Yes it may be inefficient to delegate some control to lower levels, but when did "efficiency" become a fundamental priciple of war ?"Economy of force" does not necessarily mean "most efficient" but "most effective".

DJL
03-27-2012, 02:21 AM
"Efficiency vs. Effectiveness" is usually a false argument - it tends to emphasize local short term tactical effectiveness over broader or longer term effectiveness, which does not always equal the achievement of desired operational objectives or strategic outcomes. The reason you strive for efficiency is not for efficiency's sake, but rather to remain more effective in the broader scope of your operations, across the entire theater. The "take the bridge" analogy won't work for these kinds of operations, because there aren't 10 brigade commanders - you're probably talking about the ASBC equivalent or two or three max, all sharing the same sustainment brigade. We won't have the mass to make up for our mistakes if we don't synchronize, and gaps in defense, EW support, ISR, etc are created inadvertently by package commanders operating off of partial pictures of the larger operational situation. When you have lots of reserves and slack in your logistics, you can afford to be less efficient, but in the kinds of "operations at distance" ASBC is contemplating, you're only a couple assets deep in several critical mission areas, and some bad calls mean that airplanes start dropping out of the sky due to fuel exhaustion or botched air defense lanes. So yes, the supported/supporting relationship thing is going to be very difficult, and may have to shift dynamically between different commanders dependent on the situation - when you're using the same asset for multiple roles (i.e. CRUDES for IAMD, surface warfare, ASW, and TLAM offensive interdiction), it's going to be tough to determine which assets should play which roles even within the a single functional component (JFMCC in this case). You can't decentralized the JFC authority to apportion and reapportion rapidly, and in some special cases, you may need centralized C2 to get the kinds of permissions you need from above the JFC level. Again, it helps to have one C2 point of entry for those - especially when you need to coordinate the timing of enabling effects (space and cyber) with national assets that not even the JFC owns.

slapout9
03-27-2012, 03:36 AM
When you can collapse the complexity of that matrix to a single row, or a single column, things are not that hard. When you need to tightly couple multiple missions involving multiple domains - tryong to orchestrate all that at the operational level in a timely fashion gets difficult.

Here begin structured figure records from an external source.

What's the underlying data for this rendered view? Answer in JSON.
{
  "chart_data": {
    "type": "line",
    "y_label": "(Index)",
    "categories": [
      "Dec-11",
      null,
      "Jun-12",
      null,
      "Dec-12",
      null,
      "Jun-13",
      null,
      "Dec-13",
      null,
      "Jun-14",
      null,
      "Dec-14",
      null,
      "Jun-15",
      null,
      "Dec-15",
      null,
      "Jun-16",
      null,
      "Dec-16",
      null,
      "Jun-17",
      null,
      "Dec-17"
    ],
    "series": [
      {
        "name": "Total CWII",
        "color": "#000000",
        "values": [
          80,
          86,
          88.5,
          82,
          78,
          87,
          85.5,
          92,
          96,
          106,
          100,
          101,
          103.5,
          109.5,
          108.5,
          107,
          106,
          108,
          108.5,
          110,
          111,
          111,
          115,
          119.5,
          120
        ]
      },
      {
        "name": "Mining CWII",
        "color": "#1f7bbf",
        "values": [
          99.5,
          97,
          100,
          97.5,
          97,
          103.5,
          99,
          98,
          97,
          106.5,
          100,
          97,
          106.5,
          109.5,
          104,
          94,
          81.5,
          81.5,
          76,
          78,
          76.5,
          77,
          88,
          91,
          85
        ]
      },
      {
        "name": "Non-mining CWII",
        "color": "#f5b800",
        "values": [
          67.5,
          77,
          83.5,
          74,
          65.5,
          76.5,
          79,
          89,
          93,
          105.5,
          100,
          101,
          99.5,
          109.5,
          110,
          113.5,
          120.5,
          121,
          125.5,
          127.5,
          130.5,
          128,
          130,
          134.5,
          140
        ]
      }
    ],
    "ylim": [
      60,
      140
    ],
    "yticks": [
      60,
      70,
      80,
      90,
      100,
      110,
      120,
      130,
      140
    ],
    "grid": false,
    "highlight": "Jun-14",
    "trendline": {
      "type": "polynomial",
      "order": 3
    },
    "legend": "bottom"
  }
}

That was and always has been a problem, the point of Interface between 2 or more Systems. I don't know how the new guys define Interface but it used to mean "Transfer of Function" sounds like crossing a domain:).

Still think you should redo your matrix from domains and missions to domains and vehicles ...easier,simpler and more useful..... just my 2 cents.

pvebber
03-27-2012, 11:47 AM
"Efficiency vs. Effectiveness" is usually a false argument.

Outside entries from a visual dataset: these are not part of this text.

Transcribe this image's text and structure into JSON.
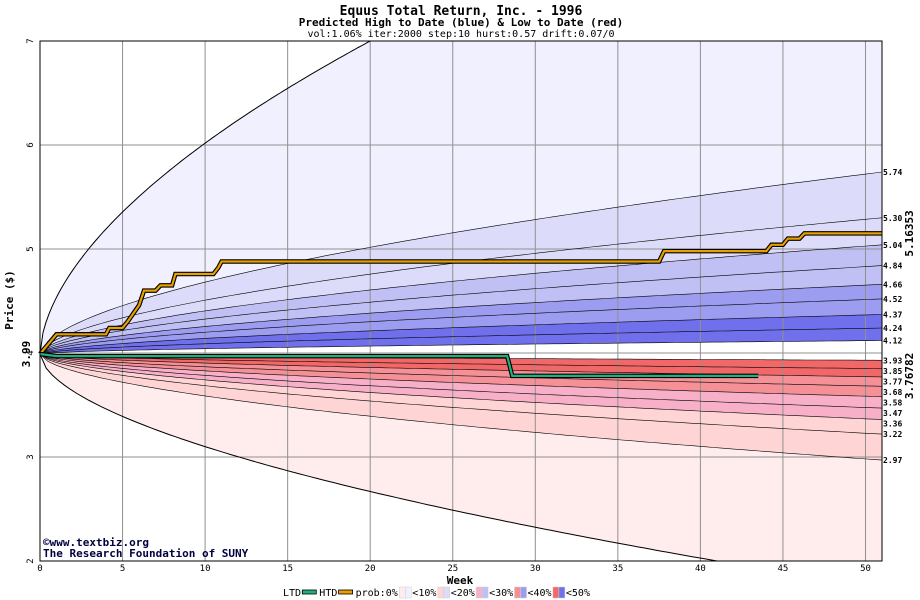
{
  "chart_data": {
    "type": "area",
    "title": "Equus Total Return, Inc. - 1996",
    "subtitle": "Predicted High to Date (blue) &  Low to Date (red)",
    "params": "vol:1.06% iter:2000 step:10 hurst:0.57 drift:0.07/0",
    "xlabel": "Week",
    "ylabel": "Price ($)",
    "xlim": [
      0,
      51
    ],
    "ylim": [
      2,
      7
    ],
    "x_ticks": [
      0,
      5,
      10,
      15,
      20,
      25,
      30,
      35,
      40,
      45,
      50
    ],
    "y_ticks": [
      2,
      3,
      4,
      5,
      6,
      7
    ],
    "grid": true,
    "start_price": 3.99,
    "start_label": "3.99",
    "high_end_labels": [
      "5.74",
      "5.30",
      "5.04",
      "4.84",
      "4.66",
      "4.52",
      "4.37",
      "4.24",
      "4.12"
    ],
    "low_end_labels": [
      "3.93",
      "3.85",
      "3.77",
      "3.68",
      "3.58",
      "3.47",
      "3.36",
      "3.22",
      "2.97"
    ],
    "outer_envelope": {
      "high_end": 7.0,
      "high_reach_week": 20,
      "low_end": 2.0,
      "low_reach_week": 41
    },
    "htd_series": {
      "name": "HTD",
      "color": "#e8a000",
      "end_label": "5.16353",
      "points": [
        [
          0,
          3.99
        ],
        [
          1,
          4.18
        ],
        [
          4,
          4.18
        ],
        [
          4.2,
          4.24
        ],
        [
          5,
          4.24
        ],
        [
          5.3,
          4.3
        ],
        [
          6,
          4.46
        ],
        [
          6.3,
          4.6
        ],
        [
          7,
          4.6
        ],
        [
          7.3,
          4.65
        ],
        [
          8,
          4.65
        ],
        [
          8.2,
          4.76
        ],
        [
          10.5,
          4.76
        ],
        [
          10.8,
          4.82
        ],
        [
          11,
          4.88
        ],
        [
          37.5,
          4.88
        ],
        [
          37.8,
          4.98
        ],
        [
          44,
          4.98
        ],
        [
          44.3,
          5.04
        ],
        [
          45,
          5.04
        ],
        [
          45.3,
          5.1
        ],
        [
          46,
          5.1
        ],
        [
          46.3,
          5.15
        ],
        [
          51,
          5.15
        ]
      ]
    },
    "ltd_series": {
      "name": "LTD",
      "color": "#20b080",
      "end_label": "3.76782",
      "points": [
        [
          0,
          3.99
        ],
        [
          1,
          3.97
        ],
        [
          28.3,
          3.97
        ],
        [
          28.6,
          3.78
        ],
        [
          43.5,
          3.78
        ]
      ]
    },
    "legend": {
      "items": [
        "LTD",
        "HTD",
        "prob:0%",
        "<10%",
        "<20%",
        "<30%",
        "<40%",
        "<50%"
      ],
      "prob_colors": [
        "#ffffff",
        "#ffecec",
        "#ffd4d4",
        "#f8b0c8",
        "#f49096",
        "#f26868"
      ],
      "prob_colors_blue": [
        "#ffffff",
        "#f0f0ff",
        "#dcdcfa",
        "#c0c0f4",
        "#9c9cf0",
        "#7070ec"
      ]
    },
    "credits": [
      "©www.textbiz.org",
      "The Research Foundation of SUNY"
    ]
  }
}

It can be - but the most efficient system is also the least resilient - it has single points of failure everywhere.

Fair criticism on the bridge argument - poorly considered in retrospect.

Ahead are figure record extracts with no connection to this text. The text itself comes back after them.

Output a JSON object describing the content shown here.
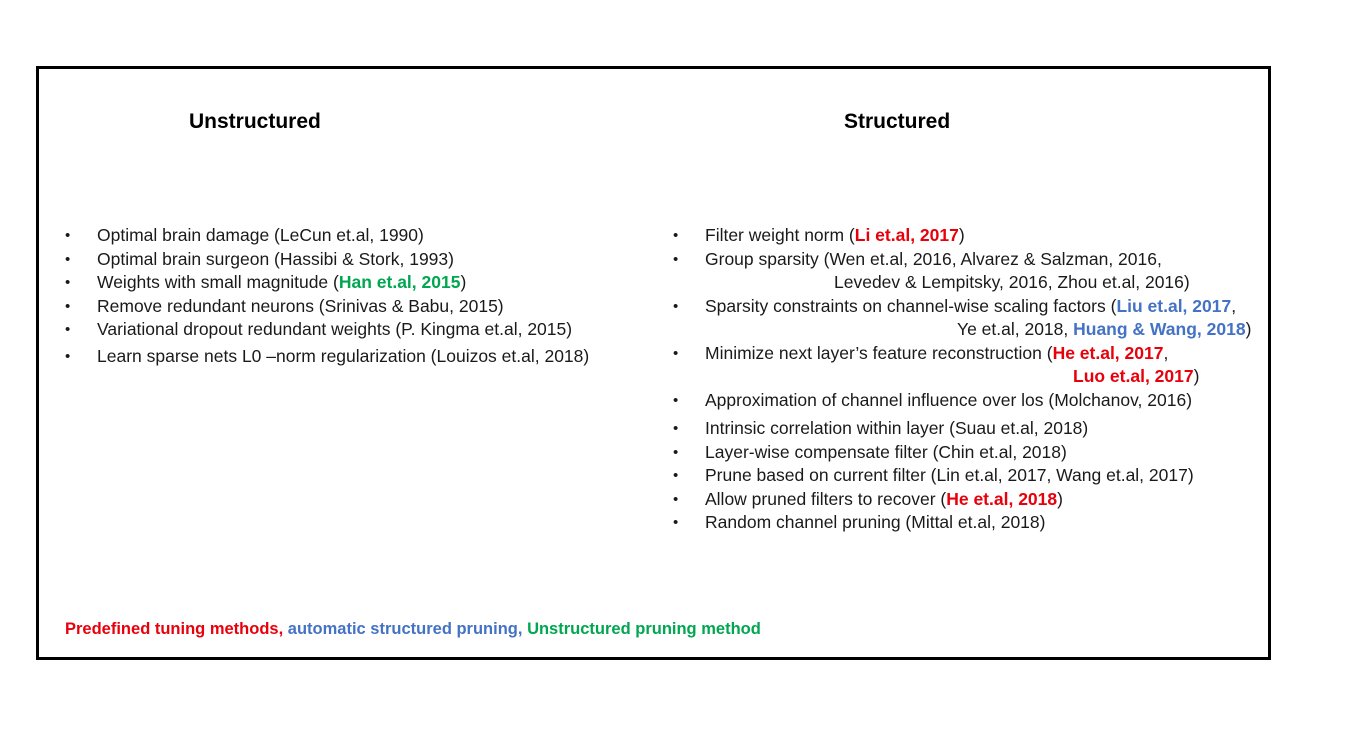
{
  "unstructured": {
    "title": "Unstructured",
    "items": [
      {
        "text": "Optimal brain damage (LeCun et.al, 1990)"
      },
      {
        "text": "Optimal brain surgeon (Hassibi & Stork, 1993)"
      },
      {
        "pre": "Weights with small magnitude (",
        "hl": "Han et.al, 2015",
        "post": ")"
      },
      {
        "text": "Remove redundant neurons (Srinivas & Babu, 2015)"
      },
      {
        "text": "Variational dropout redundant weights (P. Kingma et.al, 2015)"
      },
      {
        "text": "Learn sparse nets L0 –norm regularization (Louizos et.al, 2018)"
      }
    ]
  },
  "structured": {
    "title": "Structured",
    "items": [
      {
        "pre": "Filter weight norm (",
        "hl": "Li et.al, 2017",
        "post": ")"
      },
      {
        "line1": "Group sparsity (Wen et.al, 2016, Alvarez & Salzman, 2016,",
        "line2": "Levedev & Lempitsky, 2016, Zhou et.al, 2016)"
      },
      {
        "pre": "Sparsity constraints on channel-wise scaling factors (",
        "hl": "Liu et.al, 2017",
        "mid": ",",
        "pre2": "Ye et.al, 2018, ",
        "hl2": "Huang & Wang, 2018",
        "post2": ")"
      },
      {
        "pre": "Minimize next layer’s feature reconstruction (",
        "hl": "He et.al, 2017",
        "mid": ",",
        "hl2": "Luo et.al, 2017",
        "post2": ")"
      },
      {
        "text": "Approximation of channel influence over los (Molchanov, 2016)"
      },
      {
        "text": "Intrinsic correlation within layer (Suau et.al, 2018)"
      },
      {
        "text": "Layer-wise compensate filter (Chin et.al, 2018)"
      },
      {
        "text": "Prune based on current filter (Lin et.al, 2017, Wang et.al, 2017)"
      },
      {
        "pre": "Allow pruned filters to recover (",
        "hl": "He et.al, 2018",
        "post": ")"
      },
      {
        "text": "Random channel pruning (Mittal et.al, 2018)"
      }
    ]
  },
  "legend": {
    "predefined": "Predefined tuning methods,",
    "automatic": "automatic structured pruning,",
    "unstructured": "Unstructured pruning method"
  },
  "colors": {
    "red": "#e8000b",
    "blue": "#4472c4",
    "green": "#00a650",
    "border": "#000000"
  }
}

Still think you should redo your matrix from domains and missions to domains and vehicles ...easier,simpler and more useful..... just my 2 cents.

Well missions and vehicles gives you an ATO ;)

How do missions fit into your notion of domains vs vehicles?

slapout9
03-28-2012, 05:35 AM
Well missions and vehicles gives you an ATO ;)

How do missions fit into your notion of domains vs vehicles?

List each domain and the vehicles they have to operate in their domain....now pick and choose the best from each based upon your mission and see if those domain owners will cooperate by sharing their vehicles to form some type of Task Force in order to accomplish the higher/broader mission.